Not a Single Reporter Will Follow Up on Eric Adams’ Vague Promise of Placing Purged Homeless in “Healthy Living Conditions”
A challenge to New York Media to, for once, hold electeds accountable for vague promises concerning alleged housing for the unhoused
At an AIPAC “real estate luncheon” yesterday—in front of a crowd of billionaires and multimillionaires—New York Mayor Eric Adams announced yet another crackdown on the city’s homeless population. Building off a similar plan to purge the unhoused seeking warmth in New York’s subway system, Adams laid out a new policy of “removing encampments” “within two weeks” throughout the city.
The announcement was met with great applause by the crowd of wealthy real estate developers, many of whom were among Eric Adams’ major backers. Adams raked in more campaign cash than any other 2021 candidate by a wide margin, doing particularly well among the city’s real estate interests, giving him a direct incentive to criminalize homelessness.
As laid out in my March 4 post detailing the various ways Democratic mayors pitch cruel anti-homeless policy to liberal voters and media, Adams couched his announcement in vague promises of alternative “healthy living conditions” that his administration will allegedly provide to those removed from public spaces. As I laid out in the piece, these warm and fuzzy promises are par for course when major homeless “clean ups” are announced by liberal mayors. What’s not par for course, and what almost never happens, is the media actually clarifying what these promises entail, what the timeline is on their implication, what a criteria for success looks like, and what percent of those removed from their current living conditions are actually housed in a clean and stable public housing options.
The available figures don’t tell a reassuring story. According to the Mayor's own data from his recent MTA purge, only 22 of the 1,000 removed from the subway system by the police over the relevant time frame were placed in alternative housing. For those counting, this is 2.2 percent, which may as well be zero percent.
Of course, Mayor Adams’ office has repeatedly framed the issue as one of unwillingness on the part of the unhoused to take what the city has to offer. Note the framing of the unhoused not “accepting shelter.” Homeless activists have laid out, in detail, why these options are difficult, if not impossible, for most unhoused people to accept.

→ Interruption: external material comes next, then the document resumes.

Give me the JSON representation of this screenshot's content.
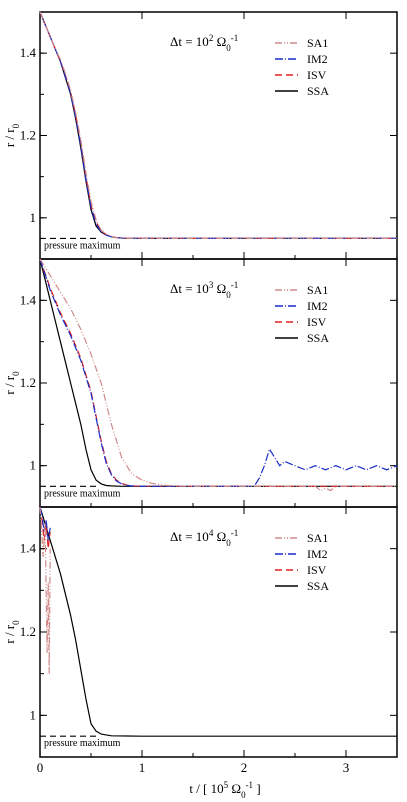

Shelters are more often than not less safe than the streets; they abide by strict abstinence-type standards, are places of abuse, don’t allow pets, divide families, and enforce a strict, dehumanizing regime of rules that are difficult for most housing insecure people to follow. But above all, shelters are not what the homeless actually need: they’re not stable, secure housing.
Adams’ knack for speaking in the vague language of progress when mapping out punitive anti-homeless policy crossed wires a bit during his speech, exposing, briefly, the absurdity of the double game at work. As The New York Times reported:
Mr. Adams acknowledged in the interview that the city could not force anyone to stay at a homeless shelter. “We can’t stop an individual from sleeping on the street based on law, and we’re not going to violate that law,” he said.
“But you can’t build a miniature house made out of cardboard on the streets. That’s inhumane.”
It’s not the state of the homeless person, or the fact that they’re outside during freezing temperatures, but the fact that they build shelter for themselves that’s “inhumane”? It’s inhumane to Adams and the real estate crowd he was speaking to, that they have to see evidence of entrenched poverty, and Adams is making it clear his task is getting it out of sight and out of mind.
So this post is both a prediction and a challenge to New York media: In six weeks, follow up on the mayor’s vague claim that the city will provide “healthy living conditions” to those the administration and NYPD remove from public spaces. What percent of those “cleaned up” from the streets received these living conditions? Where did they end up? How many were simply arrested and jailed? I predict that no one in New York media will actually do this and this rhetorical scam—where pro-police liberal mayors get to couch cruel policies in public health-ese by doing P.R.-driven box-checking about “social services,” “mental health,” and “healthy living conditions”—will continue right on schedule. These vague claims will never be followed up on, quantified, or verified by anyone, other than the activists and directly impacted people fighting these policies. The actual policy of simply displacing New York’s homeless population without providing sufficient and meaningful housing, and hoping to arrest and harass them from place to place until they leave city limits, will march on without any real pushback from any press outlets.
Mariam Kaba has taken to calling Adams "black Giuliani," which I appreciate.
The shelter system is so inhumane, so why have shelters at all? Clearly places like Portland and SF have it figured out much better than NYC.